Question

Hi! Let $\gamma_1$ denote the twisted line bundle over $S^1$ and add a trivial $(2k-1)$-bundle $\mathbb{R}^{2k-1}$. Consider the projective bundle $P(\gamma_1 \oplus \mathbb{R}^{2k-1})$ over $S^1$. Is it true that the first Stiefel-Whitney class of this bundle is $q^*(w_1)$ and all other vanish? Here $q$ denotes the projection from the total space of the projective bundle to $S^1$ and $w_1$ is the first Stiefel-Whitney class of $\gamma_1$.

EDIT: The question is about the tangential Stiefel-Whitney classes of the total space of $P(\gamma_1 \oplus \mathbb{R}^{2k-1})$.

best regards

Answer 1

The situation seems more complicated.

In fact, let $V$ be the vector bundle $\gamma_1 \oplus \mathbb{R}^{2k-1}$ over $S^1$.

Then $TP(V)$ is isomorphic (via the choice of a connection) to $q^*TS^1 \oplus q^*V / L$, where $L\subset q^*V$ is the tautological bundle.

Hence the total Stiefel-Whitney class of $TP(V)$ is $q^* w(V)\cup w(L)^{-1}$ in the algebra $H^*(TP(V),\mathbb{F}_2)$.

This algebra is isomorphic to $\mathbb{F}_2[x,y]/(x^2,y^{2k})$, [EDIT: as a module over $H^*(S^1)$] since the $\mathbb{F}_2$-cohomology spectral sequence of $P(V)\to S^1$ necessarily has zero differentials on the $E_2$ page. Here $x=q^*(w_1(\gamma_1))$. Note that $\pi_1(S^1)$ acts trivially on $H^*(P^{2k-1},\mathbb{F}_2) \simeq \mathbb{F}_2[y]/(y^{2k})$. [EDIT : $y\in H^1(P(V ))$ is a class that restricts to the generator of $H^1$ of any fiber. But this doesn't characterize it : one may add $x$ to it. Hence the algebra structure must be determined by other means. See the comments].

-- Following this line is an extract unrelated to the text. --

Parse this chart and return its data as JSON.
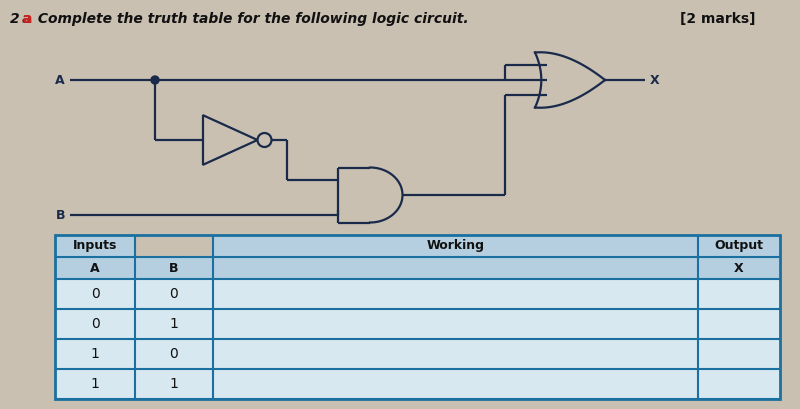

But $w_1(L)\in H^1(P(V),\mathbb{F}_2)\simeq Hom(\pi_1(P(V)),\mathbb{F}_2)$ is easily checked to be $x+y$ : first note that $\pi_1(V)\simeq \mathbb{Z}\times \mathbb{Z}/2$, then that $L$ is non trivial along the section of $q$ given by $P(\gamma_1)$. Hence the $x$ summand. The $y$ summand comes from restriction to a fibre. [EDIT : here I may precise a choice of $y$. It is Poincaré dual to the "hyperplane section" $S^1\times P(\mathbb{R}^{2k-1})$ in $P(V)$. But this doesn't determine the multiplicative structure.]

[EDIT : The following calculation was wrong, due to a wrong algebra structure. See the comments for calculations with the correct one, given by $x^2=0$ and $(x+y)y^{2k-1}=0$.]

Answer 2

You are asking whether a loop in the $2k-1$ manifold $P_k=P(\gamma_1\oplus R^{2k-1})$ is orientation reversing if and only if its projection to the base $S^1$ has odd degree.

$q:P_k\to S^1$ is a fiber bundle with fiber $F_k=RP^{2k-1}$. Since $RP^{2k-1}$ is orientable, a loop in $P_k$ which projects to a nullhomotopic loop in $S^1$ is homotopic into the fiber, hence orientation preserving. Thus $w_1(P_k)$ is either $q^*(w_1)$ or $0$.

But it isn't zero, since it isn't for $k=1$ (the Klein bottle is not orientable), and the normal bundle of $P_1\subset P_k$ is trivial.

EDIT: for the higher SW classes, The inclusion $F_k\subset P_k$ takes the SW classes to those of $F_k$ since the normal bundle of $F_k$ is trivial. If I recall correctly, the total SW class of $RP^{2k-1}$ equals $(1+t)^{2k}$, where $t\in H^1(RP^{2k-1};Z/2)$ denotes the generator. So, for example $(1+t)^6=1+t^2 + t^4$ and so for $k=3$, $w_2(P_k)$ and $w_4(P_k)$ are non-trivial.